A friend once casually tossed out a phrase after explaining why he’d done something to help another in need.

“Heck, that is just the cowboy way,” he said. He was tall, his words slow and his word gold.

I thought about his words and the emotional gravity they projected. Your word is good, your handshake binding, and doing the right thing is nonnegotiable. And at every opportunity, he did.

The sign kept looking at me. I thought about the tradition of teaching young people to look another directly in the eyes when speaking, being sincere in their commitments, and only offering a handshake when they are ready to conclude an agreement or reach a mutual understanding.

Are we making sure to instill these values in current and future generations? I hope so. These values and traditions are critical predictors of a person as they go through life.

I wonder where this is all leading, that is are these basic tenets of maturity going to end up in the scrap heap of society? The outcome is nothing short of unnerving. To have our most valuable currency evaporate, replaced by digital signatures or passwords, is to potentially undermine our trust in each other.

My friend clearly knows what his word and handshake mean. Let’s hope technology doesn’t delete this valuable tradition.

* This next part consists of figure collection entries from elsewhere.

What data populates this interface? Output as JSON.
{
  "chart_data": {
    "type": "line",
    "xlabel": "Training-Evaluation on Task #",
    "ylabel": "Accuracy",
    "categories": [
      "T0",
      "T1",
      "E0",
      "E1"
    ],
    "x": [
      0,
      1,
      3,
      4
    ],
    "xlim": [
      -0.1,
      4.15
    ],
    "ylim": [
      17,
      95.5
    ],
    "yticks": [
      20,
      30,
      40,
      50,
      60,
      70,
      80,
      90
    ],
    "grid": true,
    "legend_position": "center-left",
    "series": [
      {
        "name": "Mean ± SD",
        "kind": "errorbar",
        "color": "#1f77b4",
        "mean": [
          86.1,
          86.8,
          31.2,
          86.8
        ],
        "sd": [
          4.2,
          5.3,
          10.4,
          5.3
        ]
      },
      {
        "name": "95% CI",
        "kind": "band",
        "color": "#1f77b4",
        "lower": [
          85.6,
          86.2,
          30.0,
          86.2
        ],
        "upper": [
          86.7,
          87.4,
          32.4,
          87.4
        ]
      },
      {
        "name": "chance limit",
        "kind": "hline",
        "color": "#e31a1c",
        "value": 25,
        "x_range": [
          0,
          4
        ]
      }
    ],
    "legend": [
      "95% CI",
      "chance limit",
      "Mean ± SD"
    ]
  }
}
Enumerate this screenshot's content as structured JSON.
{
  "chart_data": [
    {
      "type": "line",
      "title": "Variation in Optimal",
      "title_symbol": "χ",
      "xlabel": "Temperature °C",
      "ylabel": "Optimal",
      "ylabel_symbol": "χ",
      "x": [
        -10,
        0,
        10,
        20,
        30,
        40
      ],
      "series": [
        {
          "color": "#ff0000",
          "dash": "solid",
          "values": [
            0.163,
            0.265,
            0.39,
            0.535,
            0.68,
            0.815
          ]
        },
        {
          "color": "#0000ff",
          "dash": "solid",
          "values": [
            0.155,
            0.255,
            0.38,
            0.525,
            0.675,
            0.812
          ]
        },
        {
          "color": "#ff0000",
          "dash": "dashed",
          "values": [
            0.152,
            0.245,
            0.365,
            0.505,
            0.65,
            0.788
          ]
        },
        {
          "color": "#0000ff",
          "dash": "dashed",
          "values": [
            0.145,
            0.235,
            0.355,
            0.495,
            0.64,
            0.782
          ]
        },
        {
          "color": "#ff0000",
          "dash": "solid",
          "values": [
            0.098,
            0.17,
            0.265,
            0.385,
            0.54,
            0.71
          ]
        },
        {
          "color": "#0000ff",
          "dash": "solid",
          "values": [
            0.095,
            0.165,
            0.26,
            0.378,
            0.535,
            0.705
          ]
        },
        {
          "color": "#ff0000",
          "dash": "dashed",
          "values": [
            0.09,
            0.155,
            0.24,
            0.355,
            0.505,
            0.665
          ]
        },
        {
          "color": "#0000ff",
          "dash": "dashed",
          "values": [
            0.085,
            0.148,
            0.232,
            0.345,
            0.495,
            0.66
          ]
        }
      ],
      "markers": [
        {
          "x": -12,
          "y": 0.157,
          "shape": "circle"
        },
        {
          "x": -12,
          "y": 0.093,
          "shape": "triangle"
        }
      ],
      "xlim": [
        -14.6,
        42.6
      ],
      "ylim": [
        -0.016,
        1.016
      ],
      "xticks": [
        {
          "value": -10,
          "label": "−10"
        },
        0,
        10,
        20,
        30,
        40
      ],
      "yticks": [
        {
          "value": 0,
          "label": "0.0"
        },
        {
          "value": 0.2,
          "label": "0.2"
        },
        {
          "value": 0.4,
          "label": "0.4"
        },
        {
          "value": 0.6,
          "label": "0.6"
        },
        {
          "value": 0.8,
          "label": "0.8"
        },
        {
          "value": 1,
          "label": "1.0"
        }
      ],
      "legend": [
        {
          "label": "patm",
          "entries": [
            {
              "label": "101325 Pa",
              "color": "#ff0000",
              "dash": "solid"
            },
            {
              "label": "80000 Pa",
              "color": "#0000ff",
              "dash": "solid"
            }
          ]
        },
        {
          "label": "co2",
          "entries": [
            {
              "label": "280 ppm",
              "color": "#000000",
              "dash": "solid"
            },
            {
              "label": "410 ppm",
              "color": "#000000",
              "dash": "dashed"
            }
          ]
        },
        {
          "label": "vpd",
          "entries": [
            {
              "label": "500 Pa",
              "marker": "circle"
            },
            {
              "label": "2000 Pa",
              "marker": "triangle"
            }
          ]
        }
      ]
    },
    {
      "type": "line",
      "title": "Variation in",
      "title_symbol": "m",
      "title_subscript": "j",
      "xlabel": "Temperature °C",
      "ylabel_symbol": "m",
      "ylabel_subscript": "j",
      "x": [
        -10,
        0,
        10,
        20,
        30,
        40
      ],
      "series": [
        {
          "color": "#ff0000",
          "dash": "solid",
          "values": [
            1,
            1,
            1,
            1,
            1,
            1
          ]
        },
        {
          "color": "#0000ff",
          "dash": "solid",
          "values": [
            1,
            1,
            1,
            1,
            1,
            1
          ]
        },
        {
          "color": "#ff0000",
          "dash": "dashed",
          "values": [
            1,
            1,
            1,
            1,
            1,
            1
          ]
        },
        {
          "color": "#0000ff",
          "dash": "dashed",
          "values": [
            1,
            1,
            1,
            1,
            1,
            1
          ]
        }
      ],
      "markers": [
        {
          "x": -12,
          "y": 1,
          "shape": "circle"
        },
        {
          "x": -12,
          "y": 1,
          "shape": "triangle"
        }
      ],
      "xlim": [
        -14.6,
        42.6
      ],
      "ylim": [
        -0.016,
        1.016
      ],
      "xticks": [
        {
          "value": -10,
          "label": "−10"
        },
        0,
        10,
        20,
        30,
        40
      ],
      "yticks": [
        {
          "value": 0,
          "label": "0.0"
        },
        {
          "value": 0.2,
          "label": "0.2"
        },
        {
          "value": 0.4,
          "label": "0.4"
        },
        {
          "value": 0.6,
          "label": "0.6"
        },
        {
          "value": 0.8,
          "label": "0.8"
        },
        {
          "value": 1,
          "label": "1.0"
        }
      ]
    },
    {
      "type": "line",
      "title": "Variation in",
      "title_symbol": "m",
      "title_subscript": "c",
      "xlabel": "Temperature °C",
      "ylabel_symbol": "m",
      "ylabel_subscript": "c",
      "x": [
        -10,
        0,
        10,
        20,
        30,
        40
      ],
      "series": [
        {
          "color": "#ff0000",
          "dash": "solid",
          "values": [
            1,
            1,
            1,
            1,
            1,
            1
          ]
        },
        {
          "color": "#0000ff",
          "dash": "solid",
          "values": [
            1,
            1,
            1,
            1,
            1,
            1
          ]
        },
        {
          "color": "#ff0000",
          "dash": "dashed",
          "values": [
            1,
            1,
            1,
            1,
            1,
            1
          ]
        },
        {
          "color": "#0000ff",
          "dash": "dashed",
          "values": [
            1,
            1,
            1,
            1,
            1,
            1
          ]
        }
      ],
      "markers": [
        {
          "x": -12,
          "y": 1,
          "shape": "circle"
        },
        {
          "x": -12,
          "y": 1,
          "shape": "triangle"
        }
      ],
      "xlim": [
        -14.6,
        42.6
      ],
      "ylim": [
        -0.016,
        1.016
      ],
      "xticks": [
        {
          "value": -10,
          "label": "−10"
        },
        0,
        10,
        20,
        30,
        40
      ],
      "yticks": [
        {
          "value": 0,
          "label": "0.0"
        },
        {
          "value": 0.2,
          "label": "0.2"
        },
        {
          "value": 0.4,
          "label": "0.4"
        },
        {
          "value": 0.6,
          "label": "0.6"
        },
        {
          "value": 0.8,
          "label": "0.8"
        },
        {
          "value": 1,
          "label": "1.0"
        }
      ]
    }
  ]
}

Leonard Woolsey: 409-683-5207; leonard.woolsey@galvnews.com

President & Publisher of The Galveston County Daily News.

(6) comments

Doyle Beard

Leonard so sorry to say but this tradition died many, many years ago. In my opinion this has caused a tremendous erosion of values in America. Lets bring back Honesty and Integrity to our country. I believe greed has been a big factor.
I can remember in the 40s my father and grandfather could walk into the First National Bank of my hometown talk to the president and get a loan to make a crop to be paid back after the farming season . If my Dad and Grandad did not make enough to repay loan they worked the winter to pay off and things would start over the next year.
I remember my Dad going to Houston in the fall, working at the port of Houston and coming home at Christmas time with apples, oranges, nuts and maybe one small toy for each of us 3 boys. We played all year with that toy.One year one bicycle for 3 boys. Was wonderful as we were so thankful.My Dad and
Grandfather were just like the rest in the community, you could take their word to the bank. Remember two words honest and integrity and what it would do for our country. Don't forget there are many good people with these values but we need a lot more.

Ken Hufstetler

Still, there are many people in this country that consider a handshake more binding than a piece of paper. The number may be dwindling, but I hope not.

Doyle Beard

Ken I am sorry to say I believe its dwindling from what I observe these days

Jose' Boix

Agree; I still remember buying my first house/home in Texas City with a handshake as the "contractural confirmation of the deal."

Kelly Naschke

Jose....there are still some realtors where a handshake means more than paperwork...ME being one of them! The title companies need their contracts though.

Jose' Boix

Kelly, I understand the need of the paperwork. I just like the act of the handshake as a symbol or gesture of a signature of agreement. I thinks that symbolism of the gesture is what some of us feel is disappearing.